Aliasing transient textures in DirectX 12

Published: 05-03-2022

Modern renderers often write to many textures that are used for intermediate results or only briefly during a frame. For example, HBAO with its multiple passes may need several "scratch" textures internally or render targets of cascaded shadow maps that are used only to a certain point in a frame and may no longer be needed later during post-processing.

When we have two such textures that are not used at the same time on the GPU we could save memory by either reusing one texture for both cases or using multiple textures that are mapped to the same memory since only one of them will be used at a time. I call these "temporary textures" transient resources/textures¹.

In this post, I describe how to make a simple cache to reuse transient resources and how to improve this cache by using resource memory aliasing in DirectX 12 to further reduce the memory footprint. It is meant as an introduction to the problematics, however, some knowledge of DX11 and DX12 is assumed. Let's say this is something I'd like to read when I was implementing DX12 for the first time.

Resource-level caching

First, let's think about an API for a simple cache that could work even in a DX11 context, where we share only resources/resource views. By resource, I mean D3D11Texture or D3D12Resource, and resource views are descriptors on top of these such as D3D11RenderTargetView or UAV D3D12_CPU_DESCRIPTOR_HANDLE.

The cache needs to conceptually support two operations, one to get a texture of a given specification out (either already existing or newly allocated), and another one to return the texture back to the cache for later reuse. We will call these Allocate and Release respectively.

Furthermore, transient textures can be in one of two states, Used or Ready. Textures that are Ready can be returned by Allocate. Used marks that a texture cannot be allocated now since someone is using it already and it must be released (must be in the Ready state) before it can be returned from Allocate again. We can imagine the Used textures as not being in the cache at all (Allocate just erases them from the cache and Release puts them back in) but using two distinct states like this will simplify the transition to a custom memory allocation scheme later.

void Release(TransientResourceCache* cache, TextureEntry* texture)
{
    MarkAsReady(texture);
}

Release has a simple job of marking an allocated texture Ready so it can be reused again.

TextureEntry* Allocate(TransientResourceCache* cache, const TextureKey& key)
{
    TextureEntry* texture = LookupTexture(cache, key); // Try to lookup already existing texture from hashtable that is not Used
    if (!texture)
    {
        texture = CreateTexture(key); // Create new DirectX resource
        StoreTexture(cahce, texture); // Save to hashtable for later lookups
    }

    MarkAsUsed(texture);
    return texture;
}

Allocate takes as an argument TextureKey which is a description of a texture we want to get from the cache. It may include information such as width, height, format, usage - render target (RT), unordered access view (UAV), etc. We may get away with specifying fewer parameters if we for example don't store UAVs but only RTs in our cache. Based on this key, it first tries to find an already existing texture in the internal hashtable that matches the key and is not Used. If there is no such texture we need to go and create a new one based on the specification and save it in the cache. Now that we have a valid texture in any case we can mark it as Used so it cannot be returned again until it is released and lastly, we return it.
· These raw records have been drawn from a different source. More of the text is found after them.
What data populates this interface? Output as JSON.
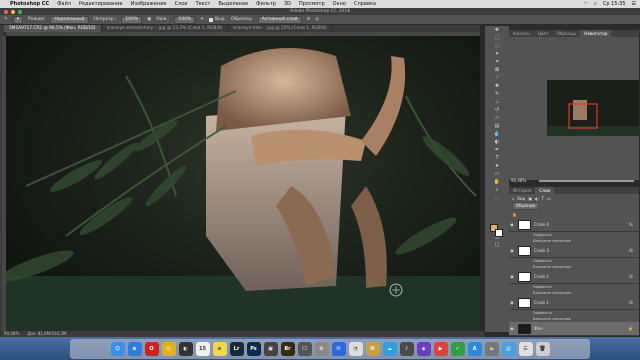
{
  "menubar": {
    "app": "Photoshop CC",
    "items": [
      "Файл",
      "Редактирование",
      "Изображение",
      "Слои",
      "Текст",
      "Выделение",
      "Фильтр",
      "3D",
      "Просмотр",
      "Окно",
      "Справка"
    ],
    "clock": "Ср 15:35"
  },
  "window": {
    "title": "Adobe Photoshop CC 2018"
  },
  "options": {
    "mode_label": "Режим:",
    "mode_value": "Нормальный",
    "opacity_label": "Непрозр.:",
    "opacity_value": "100%",
    "flow_label": "Наж.:",
    "flow_value": "100%",
    "align_label": "Выр.",
    "sample_label": "Образец:",
    "sample_value": "Активный слой"
  },
  "tabs": [
    {
      "label": "5M1A9717.CR2 @ 90,5% (Фон, RGB/16)",
      "active": true
    },
    {
      "label": "krasivye-zhenshchiny-…jpg @ 13,3% (Слой 1, RGB/8)",
      "active": false
    },
    {
      "label": "krasivye-foto-…jpg @ 25% (Слой 1, RGB/8)",
      "active": false
    }
  ],
  "statusbar": {
    "zoom": "90,48%",
    "doc": "Док: 81,6M/163,3M"
  },
  "colors": {
    "foreground": "#e8a96a",
    "background": "#ffffff",
    "nav_box": "#e03a2a"
  },
  "navigator": {
    "tabs": [
      "Каналы",
      "Цвет",
      "Образцы",
      "Навигатор"
    ],
    "zoom": "90,48%"
  },
  "layers": {
    "tabs": [
      "История",
      "Слои"
    ],
    "kind_label": "Вид",
    "blend": "Обычные",
    "items": [
      {
        "name": "Слой 4",
        "effects": "Эффекты",
        "sub": "Внешнее свечение",
        "fx": "fx"
      },
      {
        "name": "Слой 3",
        "effects": "Эффекты",
        "sub": "Внешнее свечение",
        "fx": "fx"
      },
      {
        "name": "Слой 2",
        "effects": "Эффекты",
        "sub": "Внешнее свечение",
        "fx": "fx"
      },
      {
        "name": "Слой 1",
        "effects": "Эффекты",
        "sub": "Внешнее свечение",
        "fx": "fx"
      },
      {
        "name": "Фон",
        "dark": true
      }
    ]
  },
  "dock": [
    {
      "icon": "finder-icon",
      "color": "#3b8fe6",
      "glyph": "☺"
    },
    {
      "icon": "safari-icon",
      "color": "#2f7be5",
      "glyph": "⊕"
    },
    {
      "icon": "opera-icon",
      "color": "#d02020",
      "glyph": "O"
    },
    {
      "icon": "chrome-icon",
      "color": "#e0b020",
      "glyph": "◎"
    },
    {
      "icon": "app-icon",
      "color": "#333",
      "glyph": "◐"
    },
    {
      "icon": "calendar-icon",
      "color": "#f0f0f0",
      "glyph": "15"
    },
    {
      "icon": "notes-icon",
      "color": "#f5d84a",
      "glyph": "≡"
    },
    {
      "icon": "lightroom-icon",
      "color": "#1a2a3a",
      "glyph": "Lr"
    },
    {
      "icon": "photoshop-icon",
      "color": "#0c2a4a",
      "glyph": "Ps"
    },
    {
      "icon": "app-icon",
      "color": "#444",
      "glyph": "▣"
    },
    {
      "icon": "bridge-icon",
      "color": "#3a2a10",
      "glyph": "Br"
    },
    {
      "icon": "app-icon",
      "color": "#555",
      "glyph": "☐"
    },
    {
      "icon": "app-icon",
      "color": "#888",
      "glyph": "⚙"
    },
    {
      "icon": "app-icon",
      "color": "#2a6adf",
      "glyph": "✉"
    },
    {
      "icon": "app-icon",
      "color": "#dedede",
      "glyph": "◔"
    },
    {
      "icon": "app-icon",
      "color": "#c8a040",
      "glyph": "⌘"
    },
    {
      "icon": "app-icon",
      "color": "#2aa0e0",
      "glyph": "☁"
    },
    {
      "icon": "app-icon",
      "color": "#4a4a4a",
      "glyph": "♪"
    },
    {
      "icon": "app-icon",
      "color": "#6a40c0",
      "glyph": "◈"
    },
    {
      "icon": "app-icon",
      "color": "#e04040",
      "glyph": "▶"
    },
    {
      "icon": "app-icon",
      "color": "#30a040",
      "glyph": "✓"
    },
    {
      "icon": "app-icon",
      "color": "#2a8adf",
      "glyph": "A"
    },
    {
      "icon": "app-icon",
      "color": "#777",
      "glyph": "⌂"
    },
    {
      "icon": "folder-icon",
      "color": "#4aa0e0",
      "glyph": "▤"
    },
    {
      "icon": "app-icon",
      "color": "#e0e0e0",
      "glyph": "☰"
    },
    {
      "icon": "trash-icon",
      "color": "#cfcfcf",
      "glyph": "🗑"
    }
  ]
}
ℹ️ The internal hashtable (or similar data structure) needs to support storing multiple textures with the same key since it is not unusual that one would need multiple identical textures to perform copies from one to the other etc.

This cache does not take into account any multi-threading and would not work well in the context of multi-threaded command list recording. The cache is inherently single-threaded as we assume there is one timeline of CPU instructions that will later result in one timeline of GPU command lists. Or more precisely, all operations accessing the cache will run in the same order on CPU as on the GPU and never in parallel on the CPU side. That is fine to explain the texture caching and memory aliasing concepts. To achieve fully parallel command list recording we would need more information about the command lists we will record and their expected texture cache usage beforehand.

ℹ️ We can still achieve good parallel command list recording on the CPU side. The only thing we need to ensure is that the render passes using the cache run in series. But any other render pass not using the cache can be recorded in parallel to every other render pass.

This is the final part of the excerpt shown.